What linked these very different stories, Wood realised, was the virulence of the vocabulary. Words and phrases such as “slut”, “fat slag” – and, in Gillard’s case, “ditch the bitch” – had become commonplace. “I haven’t based any of the characters of the girls on the real people involved, but I have taken the language that was used. And I think that when all those horrible expressions are put together in the way that I have, it has been very confronting for people.

“But it has struck a big note that I didn’t know it was going to strike here, among women and also, I have to say, among men. I’ve been so stunned at the positive response from men to this book. I get emails and messages every week from men saying how important the book is and that they want their sons to read it, or their grandsons. Which I’ve never had to any of my other books – which have had male protagonists, and have been a lot kinder towards men! So I think it’s the drawing of all these things together that has struck a chord.”

If the novel were merely a litany of misogynistic misery, nobody – of any gender – would want to read it. But Wood has created a group of strong female characters, and puts two of them at the centre of her story. Yolanda, the footballer's girlfriend, misses her cigarettes and her sexy clothes and her jewellery; Verla, the political intern, is haunted by lines from Walt Whitman's poem Leaves of Grass, given to her by the politician with whom she had a ruinous affair.

Faceless corporation

There is also a good deal of sly humour. The prison is run by a faceless corporation, Hardings International, whose slogan is "Dignity and Respect in a Safe and Secure Environment". The girls eat "bright orange gloop" and other delicacies – food is a favourite subject of Wood who, in 2012, published a book of essays called Love and Hunger.

And then there is the Australian bush. Vast, silent, oblivious, it emerged as a setting almost by accident; Wood wanted to place her novel somewhere remote, far from the possibility of external communication or interference. “But I also think that my subconscious was choosing a landscape that could have the possibility for beauty in it,” she says.

“Because the book is so dark, I needed there to be some sort of opportunity for light to leaven the darkness and lack of hope. And also, to give the girls an opportunity to get some sort of autonomy – literally, to start to go a bit wild. Personally I find the bush to be a very positive and redemptive force in my own life. I grew up in the country and spent quite a bit of time camping and driving across Australia and stuff like that. So I wanted there to be some possibility of redemption.”

She pauses, laughs. “Although a lot of people wouldn’t think that it’s a redemptive ending.” And that, dear reader, is something we’ll leave you to judge for yourself.

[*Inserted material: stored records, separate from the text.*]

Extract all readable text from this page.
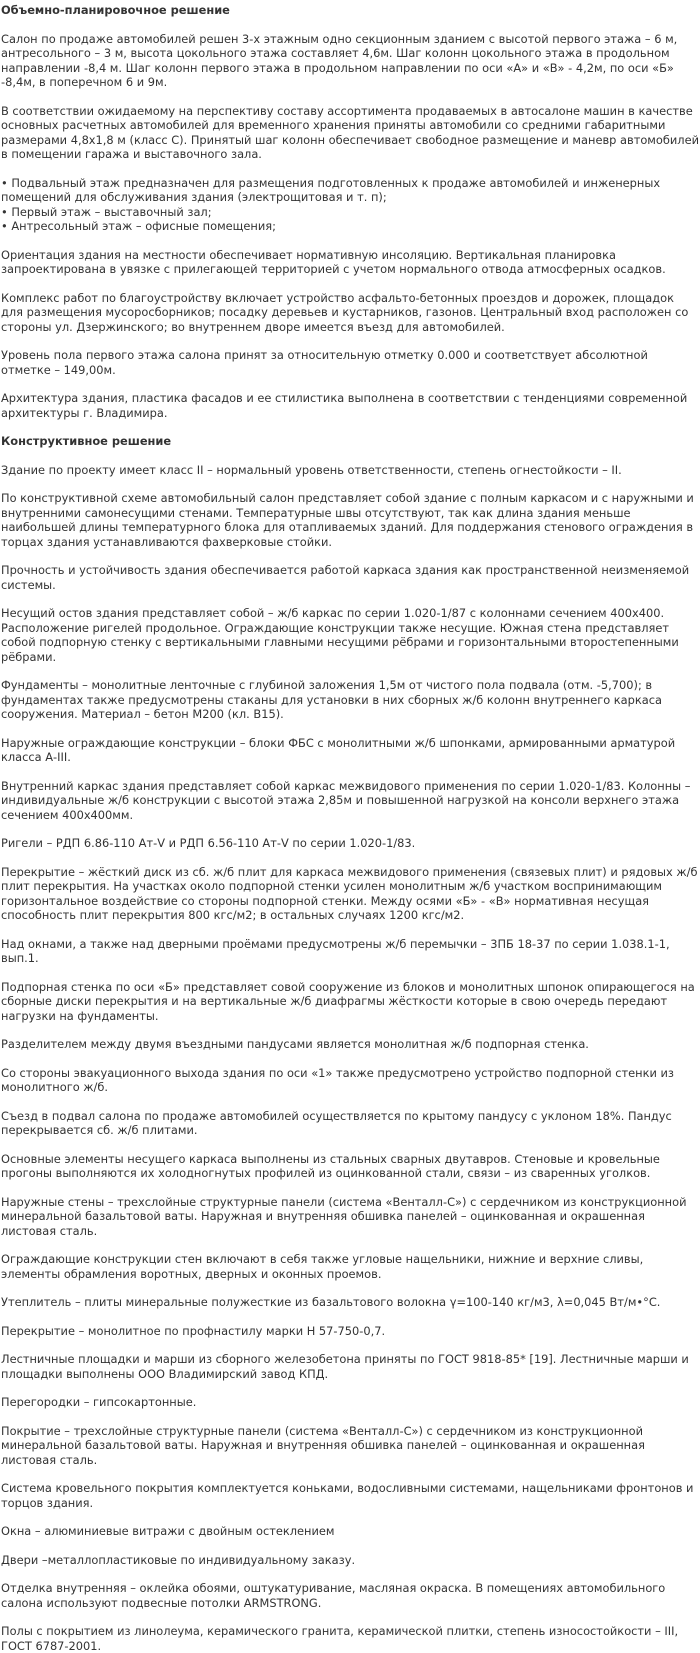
Объемно-планировочное решение

Салон по продаже автомобилей решен 3-х этажным одно секционным зданием с высотой первого этажа – 6 м, антресольного – 3 м, высота цокольного этажа составляет 4,6м. Шаг колонн цокольного этажа в продольном направлении -8,4 м. Шаг колонн первого этажа в продольном направлении по оси «А» и «В» - 4,2м, по оси «Б» -8,4м, в поперечном 6 и 9м.

В соответствии ожидаемому на перспективу составу ассортимента продаваемых в автосалоне машин в качестве основных расчетных автомобилей для временного хранения приняты автомобили со средними габаритными размерами 4,8х1,8 м (класс С). Принятый шаг колонн обеспечивает свободное размещение и маневр автомобилей в помещении гаража и выставочного зала.

• Подвальный этаж предназначен для размещения подготовленных к продаже автомобилей и инженерных помещений для обслуживания здания (электрощитовая и т. п);
• Первый этаж – выставочный зал;
• Антресольный этаж – офисные помещения;

Ориентация здания на местности обеспечивает нормативную инсоляцию. Вертикальная планировка запроектирована в увязке с прилегающей территорией с учетом нормального отвода атмосферных осадков.

Комплекс работ по благоустройству включает устройство асфальто-бетонных проездов и дорожек, площадок для размещения мусоросборников; посадку деревьев и кустарников, газонов. Центральный вход расположен со стороны ул. Дзержинского; во внутреннем дворе имеется въезд для автомобилей.

Уровень пола первого этажа салона принят за относительную отметку 0.000 и соответствует абсолютной отметке – 149,00м.

Архитектура здания, пластика фасадов и ее стилистика выполнена в соответствии с тенденциями современной архитектуры г. Владимира.

Конструктивное решение

Здание по проекту имеет класс II – нормальный уровень ответственности, степень огнестойкости – II.

По конструктивной схеме автомобильный салон представляет собой здание с полным каркасом и с наружными и внутренними самонесущими стенами. Температурные швы отсутствуют, так как длина здания меньше наибольшей длины температурного блока для отапливаемых зданий. Для поддержания стенового ограждения в торцах здания устанавливаются фахверковые стойки.

Прочность и устойчивость здания обеспечивается работой каркаса здания как пространственной неизменяемой системы.

Несущий остов здания представляет собой – ж/б каркас по серии 1.020-1/87 с колоннами сечением 400х400. Расположение ригелей продольное. Ограждающие конструкции также несущие. Южная стена представляет собой подпорную стенку с вертикальными главными несущими рёбрами и горизонтальными второстепенными рёбрами.

Фундаменты – монолитные ленточные с глубиной заложения 1,5м от чистого пола подвала (отм. -5,700); в фундаментах также предусмотрены стаканы для установки в них сборных ж/б колонн внутреннего каркаса сооружения. Материал – бетон М200 (кл. В15).

Наружные ограждающие конструкции – блоки ФБС с монолитными ж/б шпонками, армированными арматурой класса А-III.

Внутренний каркас здания представляет собой каркас межвидового применения по серии 1.020-1/83. Колонны – индивидуальные ж/б конструкции с высотой этажа 2,85м и повышенной нагрузкой на консоли верхнего этажа сечением 400х400мм.

Ригели – РДП 6.86-110 Ат-V и РДП 6.56-110 Ат-V по серии 1.020-1/83.

Перекрытие – жёсткий диск из сб. ж/б плит для каркаса межвидового применения (связевых плит) и рядовых ж/б плит перекрытия. На участках около подпорной стенки усилен монолитным ж/б участком воспринимающим горизонтальное воздействие со стороны подпорной стенки. Между осями «Б» - «В» нормативная несущая способность плит перекрытия 800 кгс/м2; в остальных случаях 1200 кгс/м2.

Над окнами, а также над дверными проёмами предусмотрены ж/б перемычки – 3ПБ 18-37 по серии 1.038.1-1, вып.1.

Подпорная стенка по оси «Б» представляет совой сооружение из блоков и монолитных шпонок опирающегося на сборные диски перекрытия и на вертикальные ж/б диафрагмы жёсткости которые в свою очередь передают нагрузки на фундаменты.

Разделителем между двумя въездными пандусами является монолитная ж/б подпорная стенка.

Со стороны эвакуационного выхода здания по оси «1» также предусмотрено устройство подпорной стенки из монолитного ж/б.

Съезд в подвал салона по продаже автомобилей осуществляется по крытому пандусу с уклоном 18%. Пандус перекрывается сб. ж/б плитами.

Основные элементы несущего каркаса выполнены из стальных сварных двутавров. Стеновые и кровельные прогоны выполняются их холодногнутых профилей из оцинкованной стали, связи – из сваренных уголков.

Наружные стены – трехслойные структурные панели (система «Венталл-С») с сердечником из конструкционной минеральной базальтовой ваты. Наружная и внутренняя обшивка панелей – оцинкованная и окрашенная листовая сталь.

Ограждающие конструкции стен включают в себя также угловые нащельники, нижние и верхние сливы, элементы обрамления воротных, дверных и оконных проемов.

Утеплитель – плиты минеральные полужесткие из базальтового волокна γ=100-140 кг/м3, λ=0,045 Вт/м•°С.

Перекрытие – монолитное по профнастилу марки Н 57-750-0,7.

Лестничные площадки и марши из сборного железобетона приняты по ГОСТ 9818-85* [19]. Лестничные марши и площадки выполнены ООО Владимирский завод КПД.

Перегородки – гипсокартонные.

Покрытие – трехслойные структурные панели (система «Венталл-С») с сердечником из конструкционной минеральной базальтовой ваты. Наружная и внутренняя обшивка панелей – оцинкованная и окрашенная листовая сталь.

Система кровельного покрытия комплектуется коньками, водосливными системами, нащельниками фронтонов и торцов здания.

Окна – алюминиевые витражи с двойным остеклением

Двери –металлопластиковые по индивидуальному заказу.

Отделка внутренняя – оклейка обоями, оштукатуривание, масляная окраска. В помещениях автомобильного салона используют подвесные потолки ARMSTRONG.

Полы с покрытием из линолеума, керамического гранита, керамической плитки, степень износостойкости – III, ГОСТ 6787-2001.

The Natural Way of Things is published by Allen & Unwin

Australian female writers: Four great novels

The Other Side of the World By Stephanie Bishop An English couple move from Cambridge to Perth in the early 1960s. She's a painter; he's Anglo-Indian. A vivid exploration of homesickness, identity and the vast, vast space that separates Us from Down Under.

Mullumbimby By Melissa Lucashenko An Aboriginal woman buys a rundown farm in Queensland and moves in with her teenage daughter – who's not impressed by the back of beyond. Hilarious, heartwarming, deeply rooted in an ancient landscape but alert to the twists and turns of contemporary indigenous life.

Foal's Bread By Gillian Mears This one dates from 2012, and it will be the last book from Mears, who died in May after a long struggle with multiple sclerosis. Set on the showjumping circuit in Australia before the second World War, it's a tough, bleak, beautiful examination of a family like no other.

Heat and Light By Ellen van Neerven Innovative collection of short stories from the young indigenous poet, divided into three sections – Heat, Water and Light – which range across time, space, kinship and the form of the story itself.